Are brightly colored guns easily confused with toys?
At least one city council member thinks so and is asking council to send off a recommendation to the Federal Bureau of Alcohol, Tobacco, and Firearms (ATF) to stop the sell of colorful guns nation-wide.
Pink guns, yellow guns, any color of the rainbow, City Councilman Peter Murphy says he was shocked when he recently saw guns like that for sale in Chattanooga.
"They're making firearms look like toys," Chattanooga City Councilman Peter Murphy says.
He says police officers will talk to council Tuesday night about the safety risk colorful guns pose to them.
"They all uniformly said that it would probably cause them to hesitate if somebody was pointing a gun if it was mostly a bright colored object," Murphy says.
He argues that if officers were trained to ignore the color of guns, it introduces another danger.
"A return to the time when we have lots of children shot by police every year, who are holding a toy," Murphy says.
He also says those concerns go along with the issue of it being confusing to children.
"I'm not sure if my child is going to know that's a gun," Murphy says.
Murphy says the ATF, which regulates gun sales, is already considering a ban on colorful guns.

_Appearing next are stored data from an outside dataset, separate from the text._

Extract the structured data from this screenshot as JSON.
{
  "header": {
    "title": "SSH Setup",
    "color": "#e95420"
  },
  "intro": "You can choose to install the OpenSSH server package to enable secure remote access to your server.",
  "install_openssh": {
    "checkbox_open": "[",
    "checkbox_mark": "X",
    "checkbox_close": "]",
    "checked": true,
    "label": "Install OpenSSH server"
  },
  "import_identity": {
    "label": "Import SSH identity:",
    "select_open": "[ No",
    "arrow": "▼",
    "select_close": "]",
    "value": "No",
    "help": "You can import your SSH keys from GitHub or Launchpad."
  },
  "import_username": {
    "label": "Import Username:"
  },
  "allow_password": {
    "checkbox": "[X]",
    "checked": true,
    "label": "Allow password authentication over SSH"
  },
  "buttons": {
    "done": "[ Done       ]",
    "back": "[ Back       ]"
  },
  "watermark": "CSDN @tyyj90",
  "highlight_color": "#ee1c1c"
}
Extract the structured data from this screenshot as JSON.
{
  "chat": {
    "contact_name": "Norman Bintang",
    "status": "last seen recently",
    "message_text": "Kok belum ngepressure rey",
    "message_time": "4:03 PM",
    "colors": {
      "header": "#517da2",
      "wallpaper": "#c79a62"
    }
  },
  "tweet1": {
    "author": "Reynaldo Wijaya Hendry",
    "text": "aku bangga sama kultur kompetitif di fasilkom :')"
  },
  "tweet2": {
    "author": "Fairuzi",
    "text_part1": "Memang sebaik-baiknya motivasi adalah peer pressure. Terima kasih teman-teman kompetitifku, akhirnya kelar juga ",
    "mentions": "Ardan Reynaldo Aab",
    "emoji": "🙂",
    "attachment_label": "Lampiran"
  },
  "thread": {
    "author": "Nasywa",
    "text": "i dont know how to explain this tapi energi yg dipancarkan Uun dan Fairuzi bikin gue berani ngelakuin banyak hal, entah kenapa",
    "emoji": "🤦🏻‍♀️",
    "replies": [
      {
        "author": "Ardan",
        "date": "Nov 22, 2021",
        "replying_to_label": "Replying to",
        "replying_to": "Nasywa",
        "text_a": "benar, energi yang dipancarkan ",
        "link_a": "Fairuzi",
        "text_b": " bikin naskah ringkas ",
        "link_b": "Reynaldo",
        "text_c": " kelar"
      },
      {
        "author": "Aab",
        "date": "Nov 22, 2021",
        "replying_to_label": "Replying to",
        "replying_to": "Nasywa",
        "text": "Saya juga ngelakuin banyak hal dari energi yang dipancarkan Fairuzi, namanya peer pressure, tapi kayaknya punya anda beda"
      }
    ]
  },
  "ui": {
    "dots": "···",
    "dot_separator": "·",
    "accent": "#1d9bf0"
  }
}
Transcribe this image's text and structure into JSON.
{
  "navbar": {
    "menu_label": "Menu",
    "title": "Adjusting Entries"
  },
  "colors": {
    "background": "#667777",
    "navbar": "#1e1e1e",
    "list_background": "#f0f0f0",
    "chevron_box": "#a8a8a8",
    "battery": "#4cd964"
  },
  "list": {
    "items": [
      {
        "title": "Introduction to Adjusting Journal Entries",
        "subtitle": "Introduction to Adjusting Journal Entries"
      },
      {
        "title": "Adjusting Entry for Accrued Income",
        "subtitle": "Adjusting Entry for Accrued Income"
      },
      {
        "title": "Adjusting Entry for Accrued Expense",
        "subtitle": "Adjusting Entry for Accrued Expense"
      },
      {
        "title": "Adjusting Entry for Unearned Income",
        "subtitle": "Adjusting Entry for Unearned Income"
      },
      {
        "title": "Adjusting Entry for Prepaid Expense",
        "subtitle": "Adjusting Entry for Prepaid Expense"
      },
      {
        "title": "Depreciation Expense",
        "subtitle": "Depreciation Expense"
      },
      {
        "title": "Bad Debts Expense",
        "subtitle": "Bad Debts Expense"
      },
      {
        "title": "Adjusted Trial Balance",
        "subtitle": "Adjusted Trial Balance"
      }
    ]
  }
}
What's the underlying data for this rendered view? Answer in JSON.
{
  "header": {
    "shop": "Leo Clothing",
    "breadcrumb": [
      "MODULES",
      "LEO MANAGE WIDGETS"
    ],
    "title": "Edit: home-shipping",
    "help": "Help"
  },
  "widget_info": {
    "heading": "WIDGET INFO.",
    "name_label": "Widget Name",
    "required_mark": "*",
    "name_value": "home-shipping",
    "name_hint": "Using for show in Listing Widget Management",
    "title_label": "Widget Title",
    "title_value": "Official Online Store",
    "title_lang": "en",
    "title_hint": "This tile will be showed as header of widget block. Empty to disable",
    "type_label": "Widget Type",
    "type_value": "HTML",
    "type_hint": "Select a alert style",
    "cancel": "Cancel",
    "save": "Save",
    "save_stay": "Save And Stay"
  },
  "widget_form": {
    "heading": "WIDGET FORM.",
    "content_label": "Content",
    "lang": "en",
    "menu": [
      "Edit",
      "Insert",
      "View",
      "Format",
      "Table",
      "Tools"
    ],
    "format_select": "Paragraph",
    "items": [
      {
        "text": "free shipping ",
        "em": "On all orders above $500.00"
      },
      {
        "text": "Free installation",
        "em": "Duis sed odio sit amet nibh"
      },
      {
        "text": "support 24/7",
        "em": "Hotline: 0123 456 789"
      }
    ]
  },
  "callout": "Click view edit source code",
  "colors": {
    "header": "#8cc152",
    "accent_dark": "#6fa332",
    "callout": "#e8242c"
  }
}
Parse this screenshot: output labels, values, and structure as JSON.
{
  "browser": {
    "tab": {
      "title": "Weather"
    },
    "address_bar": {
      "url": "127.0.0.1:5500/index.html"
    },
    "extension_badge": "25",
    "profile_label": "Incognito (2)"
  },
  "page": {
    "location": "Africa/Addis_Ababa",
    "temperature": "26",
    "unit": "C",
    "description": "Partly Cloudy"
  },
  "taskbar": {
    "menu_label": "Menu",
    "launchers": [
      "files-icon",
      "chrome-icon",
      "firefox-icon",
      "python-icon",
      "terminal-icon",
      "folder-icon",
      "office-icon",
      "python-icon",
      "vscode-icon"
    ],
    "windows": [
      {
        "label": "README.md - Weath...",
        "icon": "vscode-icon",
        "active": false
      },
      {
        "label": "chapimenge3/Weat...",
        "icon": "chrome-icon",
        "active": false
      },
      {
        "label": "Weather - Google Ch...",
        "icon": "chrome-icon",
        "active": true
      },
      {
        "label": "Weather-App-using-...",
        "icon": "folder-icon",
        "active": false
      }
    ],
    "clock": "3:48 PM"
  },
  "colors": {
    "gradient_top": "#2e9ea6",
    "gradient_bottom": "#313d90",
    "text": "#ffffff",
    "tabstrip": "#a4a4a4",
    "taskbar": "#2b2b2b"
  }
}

The resolution before council is whether to send a recommendation to the ATF in support of that.
"It's how Chattanooga is leading in common sense. I think it's good for our city," Murphy says.
The proposal is getting mixed reactions from residents.
"I think it's ridiculous they're even wasting time on talking about something like that," Chattanooga resident Brent France says.
"They look like toy guns and it can be very dangerous if it gets in the wrong hands," Chattanooga resident Charley Keplinger says.
"It's the parents I believe. It's the person's responsibility. So they make an orange or green gun. It's not going to make the community less safe or more dangerous for the children," Chattanooga resident Russell Vick says.